Muitos deles chegaram a Roberval, 140 quilômetros a sudeste de Chibougamau. Um trajeto que geralmente leva duas horas para ser percorrido demorou duas ou três vezes mais, devido ao grande número de carros e trailers avançando lentamente pela rodovia no meio da noite.

"Moro em Chibougamau há mais de 40 anos e nunca passei por uma situação como esta", disse Francis Côté, 71, que estava abrigado com outras pessoas num ginásio de esportes em Roberval. "É a primeira vez na vida que sou obrigado a deixar minha casa em razão de um incêndio."

Foi a primeira vez que a população inteira de Chibougamau precisou deixar a cidade devido a incêndios, mas moradores de partes da cidade tiveram que sair em 2005.

Segundo as autoridades, uma combinação de fatores foi responsável pelo alastramento dos incêndios na área da cidade.
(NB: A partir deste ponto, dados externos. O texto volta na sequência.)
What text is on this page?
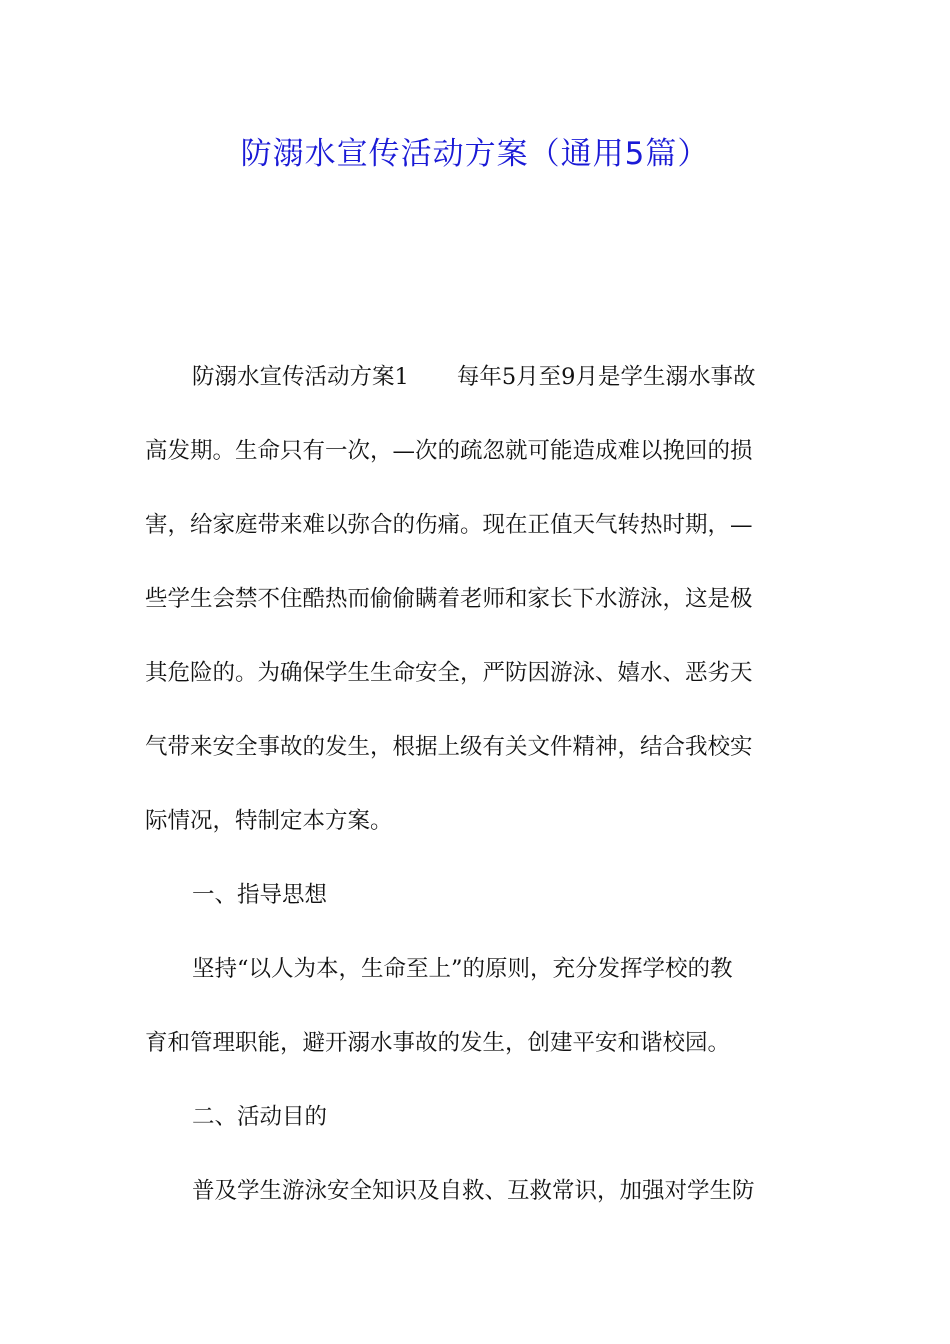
防溺水宣传活动方案（通用5篇）
防溺水宣传活动方案1 每年5月至9月是学生溺水事故
高发期。生命只有一次，—次的疏忽就可能造成难以挽回的损
害，给家庭带来难以弥合的伤痛。现在正值天气转热时期，—
些学生会禁不住酷热而偷偷瞒着老师和家长下水游泳，这是极
其危险的。为确保学生生命安全，严防因游泳、嬉水、恶劣天
气带来安全事故的发生，根据上级有关文件精神，结合我校实
际情况，特制定本方案。
一、指导思想
坚持“以人为本，生命至上”的原则，充分发挥学校的教
育和管理职能，避开溺水事故的发生，创建平安和谐校园。
二、活动目的
普及学生游泳安全知识及自救、互救常识，加强对学生防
Chuva gelada que se converteu em gelo sobre as árvores, levando galhos a se curvarem sob o peso, encheu o chão da floresta de galhos partidos que pegaram fogo facilmente. O solo estava mais seco que de costume porque a neve derreteu antes do período normal e choveu pouco na primavera.

Cidade que nasceu devido à mineração e à indústria madeireira, Chibougamau é um dos poucos nomes que aparecem com destaque nas vastas e pouco povoadas regiões do norte do Québec. Para muitos na província, é um lugar misterioso que evoca distância e frio extremo.

Mas também Chibougamau está sendo afetada pelos efeitos do aquecimento global. Moradores de longa data da cidade disseram que sua comunidade já vinha passando por mudanças anos antes da retirada.

Desde que se aposentou de seu emprego na mineração, dez anos atrás, Côté é gerente de um rinque de patinação no gelo ao ar livre. O fato de haver menos meses com temperaturas abaixo de zero encurtou a temporada da patinação, e a temperatura irregular dificulta a manutenção de uma superfície gelada lisa.

"Neste ano houve um degelo em janeiro", disse ele. "O gelo derreteu. Tive que começar de novo. Levou uma semana para o gelo ser refeito. Vemos claramente que é o aquecimento global que nos está impactando cada vez mais. A cada ano que passa, fica pior."